Playwright Tennessee Williams knew quite a few things about the South, and in his 1956 movie Baby Doll he explores several of them: prejudice, desperation, and barely-repressed sexuality. The movie stirred up quite a controversy when released, and it's easy today to see why -- but it's still very effective, mainly due to a stellar cast and great director.

Baby Doll (Carroll Baker) was married to cotton gin owner Archie Lee Meighan (Karl Malden) when she was 17 -- and with his promise to her father that he wouldn't sleep with her until she turned 20. At the start of the movie, Baby Doll is two days away from her 20th birthday, and it shows on both of them. He acts like a leering pervert, while she plays the nymphette. (The movie opens with her sleeping in a baby's crib and sucking her thumb, while he cuts a hole in the wall to spy on her.) Archie Lee promised to put her in the best house in the valley, but their home is a crumbling mansion surrounded by junk -- with almost all the furniture repossessed. She continually complains about what her late daddy would do if he could see her and talks about leaving Archie Lee to find work -- but she never finished school and can't do anything. Meanwhile, Archie Lee is laughed at by the townspeople in Mississippi, seeing a middle-aged man with such a young wife. And Baby Doll's senile Aunt Rose Comfort (Mildred Dunnock) wanders around aimlessly.

Then there's business. Italian immigrant Silva Vacarro (Eli Wallach) owns the cotton plantation and cotton gin that have driven Archie Lee to ruin. During a town celebration for Silva, Archie Lee torches Silva's cotton gin, forcing him to turn to Archie Lee to process the harvested cotton. Silva knows that Archie Lee committed arson, but the townsfolk make it clear that they won't act against a white member of the community. So Silva heads over to Archie Lee's house -- and when Archie Lee heads off to fix his cotton gin, that leaves Silva and Baby Doll together in the house...

While it may seem easy to dismiss Baby Doll as lurid filmmaking (and the sensationalistic trailer below didn't help), this movie is really about the conflict of desperate people thrown together.
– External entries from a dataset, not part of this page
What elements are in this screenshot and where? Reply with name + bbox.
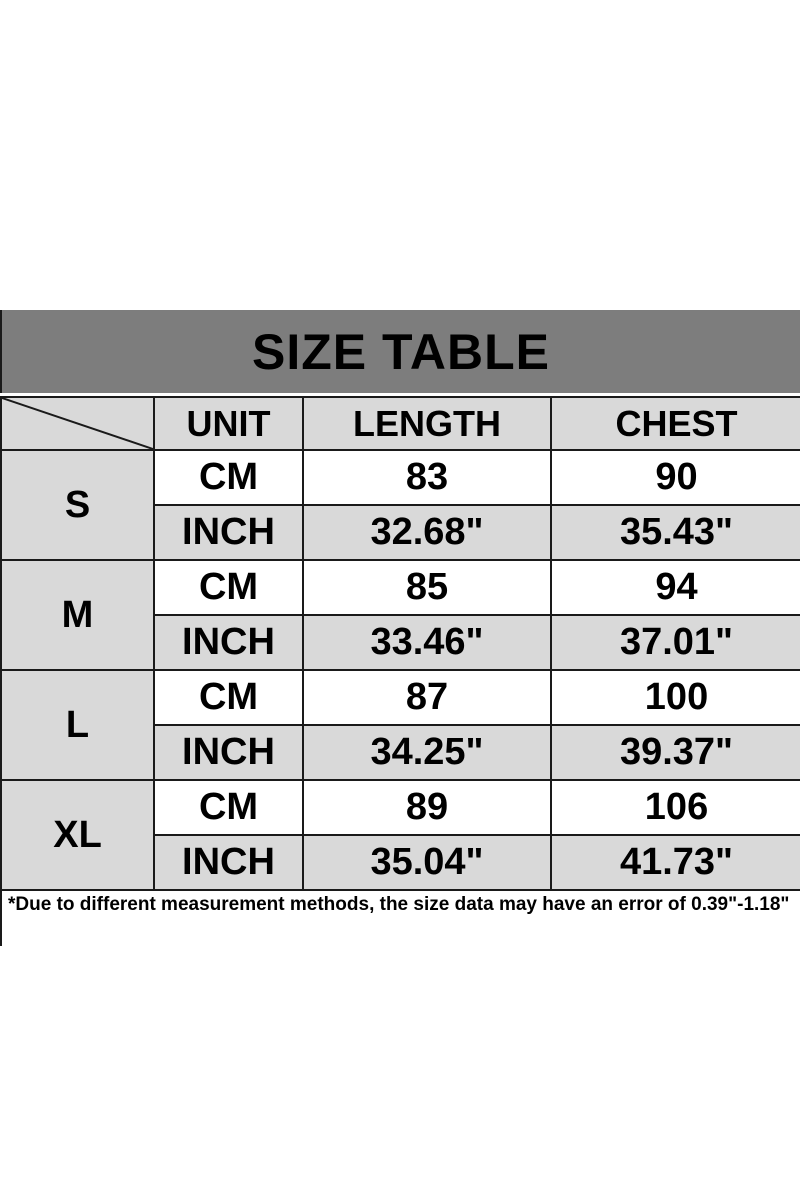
unit-cell: INCH xyxy=(153,724,304,781)
length-cell: 85 xyxy=(302,559,552,616)
length-cell: 89 xyxy=(302,779,552,836)
size-chart-title: SIZE TABLE xyxy=(252,323,550,380)
table-row-s-cm: S CM 83 90 xyxy=(0,449,800,561)
size-label-xl: XL xyxy=(0,779,155,891)
chest-cell: 39.37" xyxy=(550,724,800,781)
unit-cell: CM xyxy=(153,559,304,616)
title-table-divider xyxy=(0,393,800,396)
table-row-xl-inch: INCH 35.04" 41.73" xyxy=(1,834,800,891)
size-label-l: L xyxy=(0,669,155,781)
length-cell: 34.25" xyxy=(302,724,552,781)
length-cell: 32.68" xyxy=(302,504,552,561)
table-row-m-inch: INCH 33.46" 37.01" xyxy=(1,614,800,671)
length-cell: 87 xyxy=(302,669,552,726)
table-row-m-cm: M CM 85 94 xyxy=(0,559,800,671)
size-table: UNIT LENGTH CHEST S CM 83 90 INCH 32.68"… xyxy=(0,396,800,891)
table-row-xl-cm: XL CM 89 106 xyxy=(0,779,800,891)
table-row-l-cm: L CM 87 100 xyxy=(0,669,800,781)
unit-cell: INCH xyxy=(153,834,304,891)
table-row-s-inch: INCH 32.68" 35.43" xyxy=(1,504,800,561)
chest-cell: 90 xyxy=(550,449,800,506)
chest-cell: 41.73" xyxy=(550,834,800,891)
unit-cell: CM xyxy=(153,779,304,836)
measurement-error-footnote: *Due to different measurement methods, t… xyxy=(0,891,800,946)
corner-cell xyxy=(0,396,155,451)
col-header-unit: UNIT xyxy=(153,396,304,451)
size-label-s: S xyxy=(0,449,155,561)
table-row-l-inch: INCH 34.25" 39.37" xyxy=(1,724,800,781)
length-cell: 35.04" xyxy=(302,834,552,891)
size-chart-title-band: SIZE TABLE xyxy=(0,310,800,393)
unit-cell: CM xyxy=(153,449,304,506)
unit-cell: INCH xyxy=(153,614,304,671)
chest-cell: 37.01" xyxy=(550,614,800,671)
unit-cell: INCH xyxy=(153,504,304,561)
chest-cell: 100 xyxy=(550,669,800,726)
size-chart: SIZE TABLE UNIT LENGTH CHEST xyxy=(0,310,800,946)
col-header-length: LENGTH xyxy=(302,396,552,451)
diagonal-line-icon xyxy=(2,398,153,449)
chest-cell: 106 xyxy=(550,779,800,836)
col-header-chest: CHEST xyxy=(550,396,800,451)
size-label-m: M xyxy=(0,559,155,671)
chest-cell: 35.43" xyxy=(550,504,800,561)
length-cell: 33.46" xyxy=(302,614,552,671)
header-row: UNIT LENGTH CHEST xyxy=(0,396,800,451)
chest-cell: 94 xyxy=(550,559,800,616)
unit-cell: CM xyxy=(153,669,304,726)
length-cell: 83 xyxy=(302,449,552,506)
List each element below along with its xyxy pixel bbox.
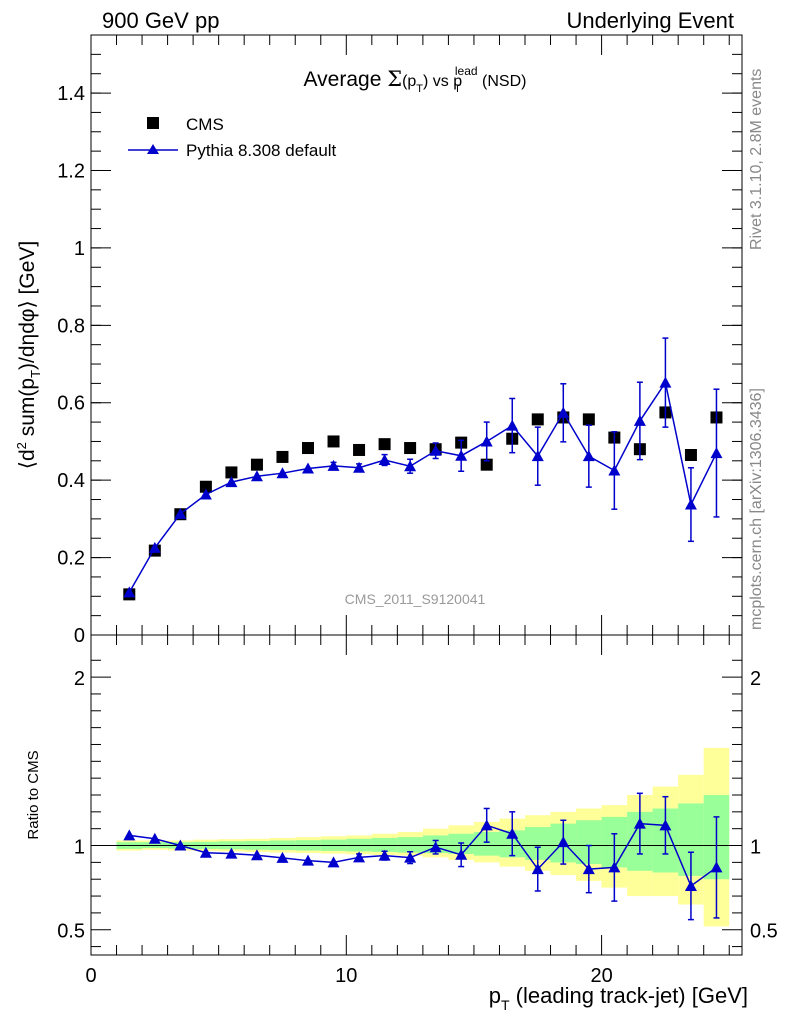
pythia-line <box>128 380 718 593</box>
ratio-y-tick-label-right: 1 <box>750 837 761 859</box>
pythia-data-point <box>710 447 723 459</box>
ratio-data-point <box>659 819 672 831</box>
ratio-y-axis-label: Ratio to CMS <box>25 750 42 839</box>
x-tick-label: 0 <box>85 965 96 987</box>
top-y-tick-label: 0 <box>74 625 85 647</box>
pythia-data-point <box>199 488 212 500</box>
header-right-label: Underlying Event <box>566 8 734 33</box>
pythia-data-point <box>250 470 263 482</box>
cms-data-point <box>327 435 340 448</box>
pythia-data-point <box>480 435 493 447</box>
pythia-data-point <box>123 586 136 598</box>
ratio-data-point <box>633 817 646 829</box>
ratio-data-point <box>148 832 161 844</box>
pythia-data-point <box>225 476 238 488</box>
cms-data-point <box>199 480 212 493</box>
ratio-data-point <box>199 846 212 858</box>
x-axis-label: pT (leading track-jet) [GeV] <box>489 983 748 1013</box>
ratio-data-point <box>174 839 187 851</box>
pythia-data-point <box>455 449 468 461</box>
pythia-data-point <box>506 419 519 431</box>
x-tick-label: 10 <box>335 965 357 987</box>
top-y-tick-label: 1.2 <box>57 160 85 182</box>
ratio-band-inner <box>397 837 423 853</box>
top-y-tick-label: 0.4 <box>57 470 85 492</box>
ratio-data-point <box>302 854 314 866</box>
legend: CMS Pythia 8.308 default <box>128 115 337 160</box>
ratio-data-point <box>250 849 263 861</box>
legend-cms-label: CMS <box>186 115 224 134</box>
cms-data-point <box>225 466 238 479</box>
cms-data-point <box>250 458 263 471</box>
pythia-data-point <box>148 541 161 553</box>
ratio-y-tick-label: 2 <box>74 668 85 690</box>
ratio-data-point <box>225 847 238 859</box>
pythia-data-point <box>327 459 340 471</box>
ratio-data-point <box>710 861 723 873</box>
ratio-panel-frame <box>90 634 743 956</box>
ratio-data-point <box>455 848 468 860</box>
ratio-data-point <box>353 851 366 863</box>
pythia-data-point <box>429 444 442 456</box>
ratio-data-point <box>404 851 417 863</box>
pythia-data-point <box>582 450 595 462</box>
pythia-data-point <box>276 467 289 479</box>
ratio-y-tick-label: 0.5 <box>57 921 85 943</box>
pythia-data-point <box>633 414 646 426</box>
cms-data-point <box>353 443 366 456</box>
pythia-data-point <box>353 461 366 473</box>
cms-data-point <box>582 413 595 426</box>
ratio-data-point <box>557 836 570 848</box>
pythia-data-point <box>608 464 621 476</box>
ratio-pythia-line <box>129 822 717 888</box>
top-y-axis-label: ⟨d2 sum(pT)/dηdφ⟩ [GeV] <box>14 241 43 469</box>
legend-pythia-marker <box>147 144 159 154</box>
ratio-data-point <box>608 861 621 873</box>
ratio-band-inner <box>473 832 500 856</box>
ratio-data-point <box>582 863 595 875</box>
ratio-data-point <box>531 863 544 875</box>
top-y-tick-label: 0.2 <box>57 548 85 570</box>
pythia-data-point <box>404 460 417 472</box>
ratio-data-point <box>123 829 136 841</box>
ratio-data-point <box>506 827 519 839</box>
pythia-data-point <box>378 454 391 466</box>
cms-data-point <box>480 458 493 471</box>
legend-pythia-label: Pythia 8.308 default <box>186 141 337 160</box>
pythia-data-point <box>557 406 570 418</box>
x-tick-label: 20 <box>590 965 612 987</box>
cms-data-point <box>531 413 544 426</box>
analysis-watermark: CMS_2011_S9120041 <box>345 591 486 607</box>
pythia-data-point <box>174 507 187 519</box>
header-left-label: 900 GeV pp <box>102 8 220 33</box>
pythia-data-point <box>684 498 697 510</box>
ratio-y-tick-label: 1 <box>74 837 85 859</box>
legend-cms-marker <box>147 117 159 129</box>
pythia-data-point <box>531 450 544 462</box>
top-y-tick-label: 0.8 <box>57 315 85 337</box>
ratio-data-point <box>480 819 493 831</box>
pythia-data-point <box>659 376 672 388</box>
ratio-band-inner <box>371 837 398 852</box>
top-y-tick-label: 1.4 <box>57 83 85 105</box>
ratio-data-point <box>429 841 442 853</box>
cms-data-point <box>378 438 391 451</box>
ratio-y-tick-label-right: 2 <box>750 668 761 690</box>
cms-data-point <box>404 442 417 455</box>
top-y-tick-label: 0.6 <box>57 393 85 415</box>
cms-data-point <box>276 450 289 463</box>
ratio-y-tick-label-right: 0.5 <box>750 921 778 943</box>
main-title: Average Σ(pT) vs pTlead (NSD) <box>304 64 527 95</box>
cms-data-point <box>302 442 314 455</box>
ratio-data-point <box>327 856 340 868</box>
ratio-data-point <box>684 879 697 891</box>
ratio-data-point <box>378 849 391 861</box>
cms-data-point <box>684 449 697 461</box>
ratio-data-point <box>276 851 289 863</box>
top-y-tick-label: 1 <box>74 238 85 260</box>
pythia-data-point <box>302 462 314 474</box>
Archie Lee is the once-proud man in the community who finds himself literally counting the days until his honeymoon, while desperately trying to cling to business (and driven to arson to that end). Silva is a man who is liked for his money but denied justice due to his race -- and who may be trying to seduce Baby Doll, or just get her to confess what her husband did. As for Baby Doll, she's the victim of an arranged marriage who doesn't want to hold up her end of the bargain but lacks any sort of talents to escape.

Director Elia Kazan gets the best out of his actors, capturing the characters' sstrengths and weaknesses. While there is clearly a sexual tug-of-war between Baby Doll and Silva ("Mrs. Meighan your husband sweats more than any man I know and now I can understand why"), Kazan is equally adept at the humorous scenes where Silva plays on Baby Doll's belief that the house is haunted; or the misadventure of Archie Lee as he travels far (and leaves the other two along together) to fix his cotton gin to get to work on his last change.

Karl Malden and Eli Wallach are terrific in their roles, but it's Carroll Baker who truly stands out here. She captured a kind of Marilyn Monroe-blend of innocence and sexuality, but taken to a creepy level by the ticking clock to Baby Doll's unwanted honeymoon. Baker does a terrific job balancing her character's naivite and sensuality, seeming to manipulate everyone without knowing what she's doing. Baby Doll remains as "shocking" today as when released -- and just as impressive.

(The dvd extras include theatrical trailers, plus a brief-but-excellent series of interviews with Baker, Malden, and Wallach.)